The content of the MyDecision tool, as shown in Figure 3, was informed by foundational, in-depth interviews with racially diverse, low-income women who had ever considered tubal sterilization, as well as with health care providers who perform female sterilization to understand informational and decision support preferences and needs. Several of the women participants were also included on a Steering Committee that helped guide the design and structure of the tool throughout the development process. As the history of sterilization and its consent among low-income women have been socially and ethically fraught, Steering Committee members also included representation from women of color and reproductive justice advocacy groups, the American College of Obstetricians and Gynecologists (ACOG) Ethics Committee, and the ACOG Committee on Health Care for Underserved Women. To ensure that the voices of our “patient” participants were heard, we held separate meetings with them in addition to their participation in the larger Steering Committee meetings (Principle 1: Interdisciplinary stakeholder–inclusive teams). Once a prototype of the tool was approved by the Steering Committee, cognitive testing with end users (ie, women with low incomes and considering tubal sterilization) was performed to assess comprehensibility and usability of the tool and make subsequent refinements, consistent with human-centered design principles.

Figure 3. The MyDecision web-based tool.
View this figure

Dismantling the potential for sterilization abuses will require grappling with the complicated social and political forces that stratify reproductive value. However, the MyDecision patient-facing, web-based decision aid seeks to address a more feasible, yet necessary, objective: to empower low-income English- and Spanish-speaking women who are contemplating undergoing a sterilization procedure by providing them with unbiased, relevant information, and a process with which to independently engage in informed and value-concordant decision-making and communicate their preferences to their health care providers. The overarching goal of the tool is to better support low-income women’s bodily and reproductive autonomy and help them achieve their reproductive goals (Principle 2: Facilitating a patient-centered approach and Principle 3: Advancing reproductive health equity).

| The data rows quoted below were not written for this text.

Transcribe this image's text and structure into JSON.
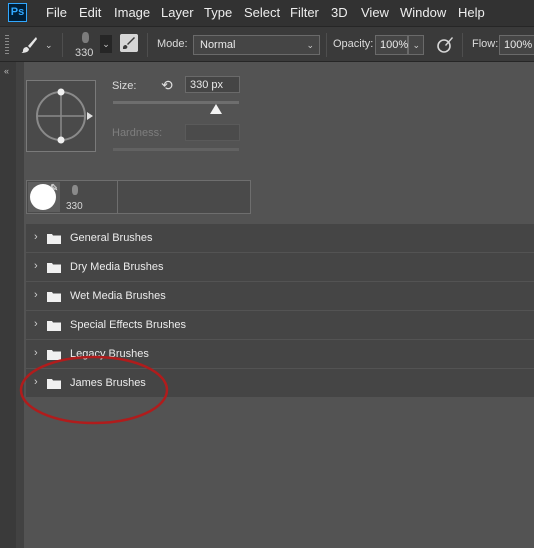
{
  "app": {
    "logo_text": "Ps",
    "logo_color": "#31a8ff"
  },
  "menu": [
    "File",
    "Edit",
    "Image",
    "Layer",
    "Type",
    "Select",
    "Filter",
    "3D",
    "View",
    "Window",
    "Help"
  ],
  "options_bar": {
    "tool_icon": "brush-icon",
    "brush_size": "330",
    "mode_label": "Mode:",
    "mode_value": "Normal",
    "opacity_label": "Opacity:",
    "opacity_value": "100%",
    "flow_label": "Flow:",
    "flow_value": "100%"
  },
  "brush_panel": {
    "size_label": "Size:",
    "size_value": "330 px",
    "size_slider_fraction": 0.82,
    "hardness_label": "Hardness:",
    "recent_brush_size": "330"
  },
  "folders": [
    {
      "name": "General Brushes"
    },
    {
      "name": "Dry Media Brushes"
    },
    {
      "name": "Wet Media Brushes"
    },
    {
      "name": "Special Effects Brushes"
    },
    {
      "name": "Legacy Brushes"
    },
    {
      "name": "James Brushes"
    }
  ],
  "annotation": {
    "highlight_color": "#b01c1c",
    "highlighted_folder": "James Brushes"
  }
}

The MyDecision tool is currently being tested in a National Institutes of Health–funded multisite randomized controlled trial to determine its efficacy in improving decision quality. If found to improve sterilization decision quality and help ensure informed and voluntary consent, MyDecision could potentially offer a scalable and evidence-based alternative to the current problematic Medicaid sterilization consent process.


People who have chronic medical conditions may have reproductive health concerns that are both general and disease-specific. Our team developed two patient-directed tools to support family planning care for women with rheumatic and musculoskeletal diseases (RMDs) and cystic fibrosis (CF); these conditions are independently associated with pregnancy-related concerns, including potentially higher rates of maternal morbidity and mortality and/or adverse neonatal outcomes [52]. Approximately 7 million women in the United States have RMDs, including autoimmune and connective tissue diseases, and many of these diseases are diagnosed during reproductive age [53]. Owing to the advent of new and highly effective medications targeting the underlying defect in CF, people with CF are anticipating longer, healthier lives, and many are considering and pursuing pregnancy [54]. Among women with RMDs and CF, family planning care is therefore essential for supporting informed decision-making about: (1) the benefits and risks of pregnancy, (2) medication safety in the context of pregnancy and lactation, (3) pregnancy intentions and preferred timing for pregnancy and/or parenthood, and (4) selection of safe and acceptable contraceptive methods [55,56].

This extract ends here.